Yesterday, we shared our in-depth articles. We heard three articles, of varying lengths, that used the required elements of an in-depth; research and attribution (quotes or paraphrasing). It's not too late to submit an in-depth. In fact, I want to stress that the assignment was not optional. Everyone should be giving as much effort as possible on all assignments. This is the right venue to try and even fail! There are no grades and we are all here to support one another...and learn! Students can change their topic if they like.
Next week, we will have our layout session for Issue II! I am very excited about this issue as we will be increasing our publication by four pages and including broader and very relevant topics such as beach erosion, working conditions in factories, and the presence of corn and corn by-products in our food supply.

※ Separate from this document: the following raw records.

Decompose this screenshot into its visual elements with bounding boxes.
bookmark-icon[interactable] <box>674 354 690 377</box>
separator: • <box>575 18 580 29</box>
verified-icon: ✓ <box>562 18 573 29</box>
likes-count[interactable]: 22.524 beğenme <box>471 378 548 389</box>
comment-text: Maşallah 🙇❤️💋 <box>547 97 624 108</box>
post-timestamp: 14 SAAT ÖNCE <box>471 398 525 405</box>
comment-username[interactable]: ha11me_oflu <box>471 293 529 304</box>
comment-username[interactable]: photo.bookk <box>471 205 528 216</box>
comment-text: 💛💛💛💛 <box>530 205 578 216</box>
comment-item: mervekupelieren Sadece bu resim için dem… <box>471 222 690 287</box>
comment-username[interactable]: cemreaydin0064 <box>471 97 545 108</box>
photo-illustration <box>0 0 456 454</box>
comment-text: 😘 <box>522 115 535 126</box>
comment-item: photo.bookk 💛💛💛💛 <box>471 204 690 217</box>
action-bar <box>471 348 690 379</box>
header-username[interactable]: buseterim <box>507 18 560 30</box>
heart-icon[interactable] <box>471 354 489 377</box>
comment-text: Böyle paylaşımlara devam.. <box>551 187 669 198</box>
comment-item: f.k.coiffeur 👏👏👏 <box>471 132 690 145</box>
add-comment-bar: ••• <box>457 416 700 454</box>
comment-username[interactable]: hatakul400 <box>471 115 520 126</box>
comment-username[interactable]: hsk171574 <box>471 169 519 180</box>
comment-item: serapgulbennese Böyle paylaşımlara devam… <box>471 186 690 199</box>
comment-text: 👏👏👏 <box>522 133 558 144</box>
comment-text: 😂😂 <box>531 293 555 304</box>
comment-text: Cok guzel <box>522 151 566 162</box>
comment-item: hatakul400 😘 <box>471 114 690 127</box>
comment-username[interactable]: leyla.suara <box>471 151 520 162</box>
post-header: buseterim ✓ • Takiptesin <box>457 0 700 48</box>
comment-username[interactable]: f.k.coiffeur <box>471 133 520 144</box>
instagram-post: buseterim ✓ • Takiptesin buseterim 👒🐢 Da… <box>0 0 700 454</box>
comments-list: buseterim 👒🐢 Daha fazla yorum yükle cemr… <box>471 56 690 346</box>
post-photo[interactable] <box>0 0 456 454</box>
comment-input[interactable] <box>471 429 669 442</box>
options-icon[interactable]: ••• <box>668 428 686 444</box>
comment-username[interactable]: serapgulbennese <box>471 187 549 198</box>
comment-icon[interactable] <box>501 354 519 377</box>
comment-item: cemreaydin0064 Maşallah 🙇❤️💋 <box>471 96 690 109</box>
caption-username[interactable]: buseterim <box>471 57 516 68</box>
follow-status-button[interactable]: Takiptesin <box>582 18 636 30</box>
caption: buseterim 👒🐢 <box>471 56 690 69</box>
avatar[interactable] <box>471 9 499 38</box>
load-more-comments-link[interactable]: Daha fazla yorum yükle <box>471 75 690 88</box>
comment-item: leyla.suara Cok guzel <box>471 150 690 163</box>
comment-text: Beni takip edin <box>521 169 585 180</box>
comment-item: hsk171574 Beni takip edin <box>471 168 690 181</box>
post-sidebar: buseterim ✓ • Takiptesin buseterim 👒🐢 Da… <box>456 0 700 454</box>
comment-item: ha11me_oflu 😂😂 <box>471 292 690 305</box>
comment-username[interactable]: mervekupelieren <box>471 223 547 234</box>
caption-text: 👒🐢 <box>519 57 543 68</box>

Our in-depth article that secured the students' votes to be included in Issue II was an article on the role of cakes in cultural celebrations. Bravo!
The publication date for Issue II is December 17. On Monday, December 10, your student will receive their article back from the News Editor. We are going to be experiencing the true meaning of deadline with this issue. Your student must email to me by MIDNIGHT December 11, his or her edited article, or it will not be included in this issue. Since we would have secured a spot for the student's article in the layout session, this means that failure to meet the deadline will result in major content problems for the paper (and the Editor-in-Chief, i.e., Yours Truly), therefore, missing the deadline is not optional.
To lighten the mood a little yesterday, we used the Grimm Brothers' version of "The Three Little Pigs" to illustrate the concept of "the missing voice" in a story, commonly known as perspective. To investigate "the other side of the story" we read through (in readers theater style) "The True Story of the Three Little Pigs" by Jon Scieszka, where we learn the "Big Bad Wolf" was mistakenly labeled through a simple misunderstanding. :>)
For homework, students were given the mission of re-writing a fairy tale from the perspective of a minor character that appears in the story. I gave them several options, and we went around the room and each student committed to a tale and a character. They are allowed to choose a different story and character if it stays true to the purpose of the exercise, but everyone should present a fairy tale on Monday. The choices were; Rapunzel, Cinderella, Hansel and Gretel, Rumpelstiltskin, and The Wizard of Oz.